By @derelicta - 3 months
Finally I will be able to run Cities Skylines 2 at 60fps!
By @reactcore - 3 months
GPU stands for graphics prediction unit these days
By @nfriedly - 3 months
Meh. Feels like astronomical prices for the smallest upgrades they could get away with.

I miss when high-end GPUs were $300-400, and you could get something reasonable for $100-200. I guess that's just integrated graphics these days.

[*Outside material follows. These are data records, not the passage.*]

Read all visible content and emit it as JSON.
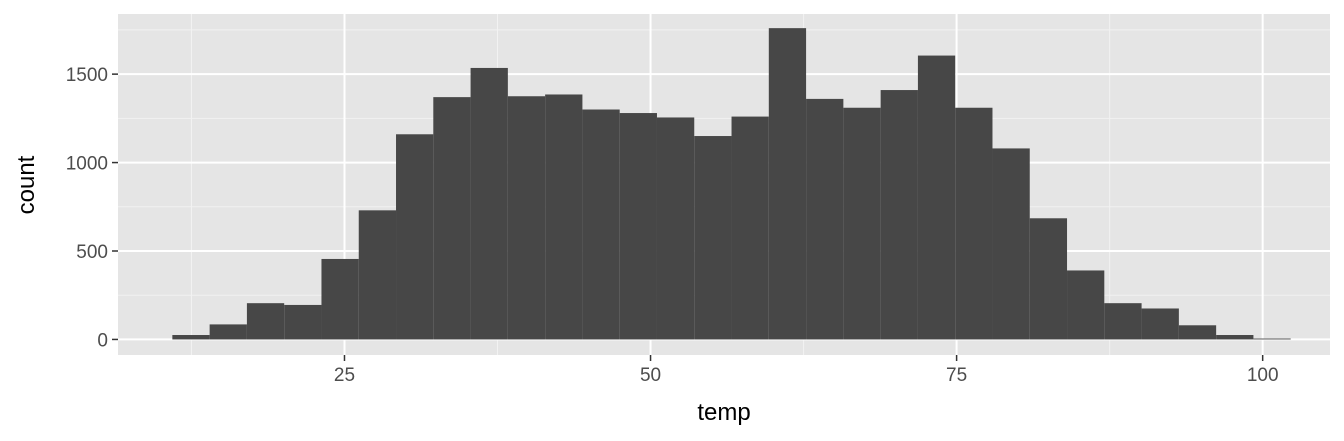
{
  "chart_data": {
    "type": "bar",
    "xlabel": "temp",
    "ylabel": "count",
    "xlim": [
      6.5,
      105.5
    ],
    "ylim": [
      -88,
      1840
    ],
    "x_ticks": [
      25,
      50,
      75,
      100
    ],
    "x_tick_labels": [
      "25",
      "50",
      "75",
      "100"
    ],
    "y_ticks": [
      0,
      500,
      1000,
      1500
    ],
    "y_tick_labels": [
      "0",
      "500",
      "1000",
      "1500"
    ],
    "grid": true,
    "bin_width": 3.045,
    "bin_left_edges": [
      10.94,
      13.985,
      17.03,
      20.075,
      23.12,
      26.165,
      29.21,
      32.255,
      35.3,
      38.345,
      41.39,
      44.435,
      47.48,
      50.525,
      53.57,
      56.615,
      59.66,
      62.705,
      65.75,
      68.795,
      71.84,
      74.885,
      77.93,
      80.975,
      84.02,
      87.065,
      90.11,
      93.155,
      96.2,
      99.245
    ],
    "counts": [
      25,
      85,
      205,
      195,
      455,
      730,
      1160,
      1370,
      1535,
      1375,
      1385,
      1300,
      1280,
      1255,
      1150,
      1260,
      1760,
      1360,
      1310,
      1410,
      1605,
      1310,
      1080,
      685,
      390,
      205,
      175,
      80,
      25,
      5
    ],
    "colors": {
      "panel_background": "#e5e5e5",
      "grid_major": "#ffffff",
      "grid_minor": "#f2f2f2",
      "bar_fill": "#474747",
      "tick_label": "#4d4d4d",
      "tick_mark": "#333333",
      "axis_title": "#000000"
    }
  }
}
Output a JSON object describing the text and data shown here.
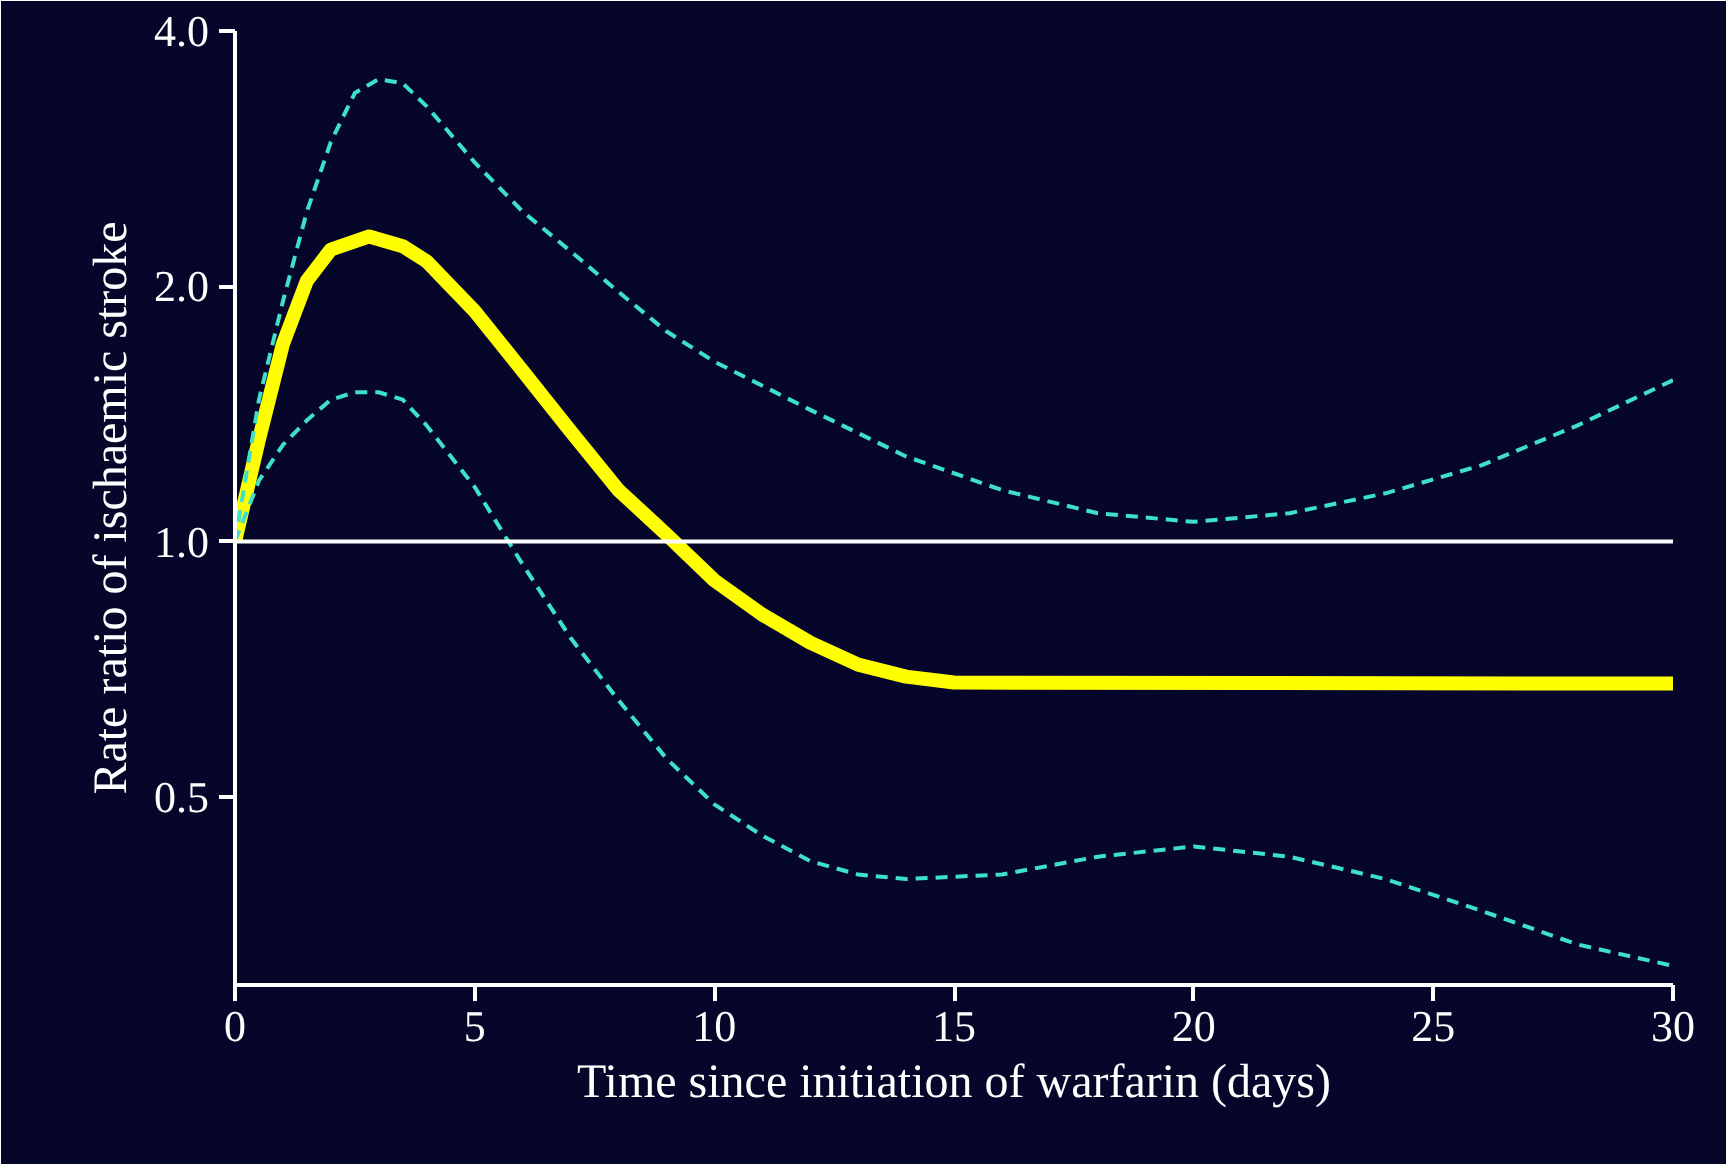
{
  "chart_data": {
    "type": "line",
    "xlabel": "Time since initiation of warfarin (days)",
    "ylabel": "Rate ratio of ischaemic stroke",
    "log": "y",
    "xlim": [
      0,
      30
    ],
    "ylim": [
      0.3,
      4.0
    ],
    "xticks": [
      0,
      5,
      10,
      15,
      20,
      25,
      30
    ],
    "yticks": [
      {
        "value": 0.5,
        "label": "0.5"
      },
      {
        "value": 1,
        "label": "1.0"
      },
      {
        "value": 2,
        "label": "2.0"
      },
      {
        "value": 4,
        "label": "4.0"
      }
    ],
    "grid": false,
    "ref_lines": [
      {
        "axis": "y",
        "value": 1,
        "color": "#ffffff"
      }
    ],
    "series": [
      {
        "color": "#ffff00",
        "line_style": "solid",
        "x": [
          0,
          0.5,
          1,
          1.5,
          2,
          2.8,
          3.5,
          4,
          5,
          6,
          7,
          8,
          9,
          10,
          11,
          12,
          13,
          14,
          15,
          30
        ],
        "values": [
          1.0,
          1.32,
          1.71,
          2.03,
          2.21,
          2.29,
          2.23,
          2.14,
          1.87,
          1.59,
          1.35,
          1.15,
          1.02,
          0.9,
          0.82,
          0.76,
          0.716,
          0.693,
          0.682,
          0.68
        ]
      },
      {
        "color": "#3fe0c8",
        "line_style": "dashed",
        "x": [
          0,
          0.5,
          1,
          1.5,
          2,
          2.5,
          3,
          3.5,
          4,
          5,
          6,
          7,
          8,
          9,
          10,
          12,
          14,
          16,
          18,
          20,
          22,
          24,
          26,
          28,
          30
        ],
        "values": [
          1.0,
          1.47,
          1.92,
          2.45,
          2.96,
          3.38,
          3.51,
          3.47,
          3.26,
          2.8,
          2.45,
          2.2,
          1.97,
          1.77,
          1.63,
          1.43,
          1.26,
          1.15,
          1.08,
          1.055,
          1.08,
          1.14,
          1.23,
          1.37,
          1.55
        ]
      },
      {
        "color": "#3fe0c8",
        "line_style": "dashed",
        "x": [
          0,
          0.5,
          1,
          1.5,
          2,
          2.5,
          3,
          3.5,
          4,
          5,
          6,
          7,
          8,
          9,
          10,
          11,
          12,
          13,
          14,
          16,
          18,
          20,
          22,
          24,
          26,
          28,
          30
        ],
        "values": [
          1.0,
          1.18,
          1.3,
          1.39,
          1.47,
          1.5,
          1.5,
          1.47,
          1.37,
          1.16,
          0.94,
          0.77,
          0.65,
          0.555,
          0.49,
          0.45,
          0.42,
          0.405,
          0.4,
          0.405,
          0.425,
          0.437,
          0.425,
          0.4,
          0.367,
          0.335,
          0.316
        ]
      }
    ]
  }
}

The most I've ever spent on a GPU is ~$300, and I don't really see that changing anytime soon, so it'll be a long time before I'll even consider one of these cards.

By @snarfy - 3 months
I'm really disappointed in all the advancement in frame generation. Game devs will end up relying on it for any decent performance in lieu of actually optimizing anything, which means games will look great and play terribly. It will be 300 fake fps and 30 real fps. Throw latency out the window.
By @datagreed - 3 months
More fake poor frames at less price
By @williamDafoe - 3 months
It looks like the new cards are NO FASTER than the old cards. So they are hyping the fake frames, fake pixels, fake AI rendering. Anything fake = good, anything real = bad.

This is the same thing they did with the RTX 4000 series. More fake frames, less GPU horsepower, "Moore's Law is Dead", Jensen wrings his hands, "Nothing I can do! Moore's Law is Dead!" which is how Intel has been slacking since 2013.

By @nottorp - 3 months
Do they come with a mini nuclear reactor to power them?
By @lostmsu - 3 months
Did they discontinue Titan series for good?
By @Insanity - 3 months
Somewhat related, any recommendations for 'pc builders' where you can configure a PC with the hardware you want, but have it assembled and shipped to you instead of having to build it yourself? With shipping to Canada ideally.

I'm planning to upgrade (prob to a mid-end) as my 5 year old computer is starting to show it's age, and with the new GPUs releasing this might be a good time.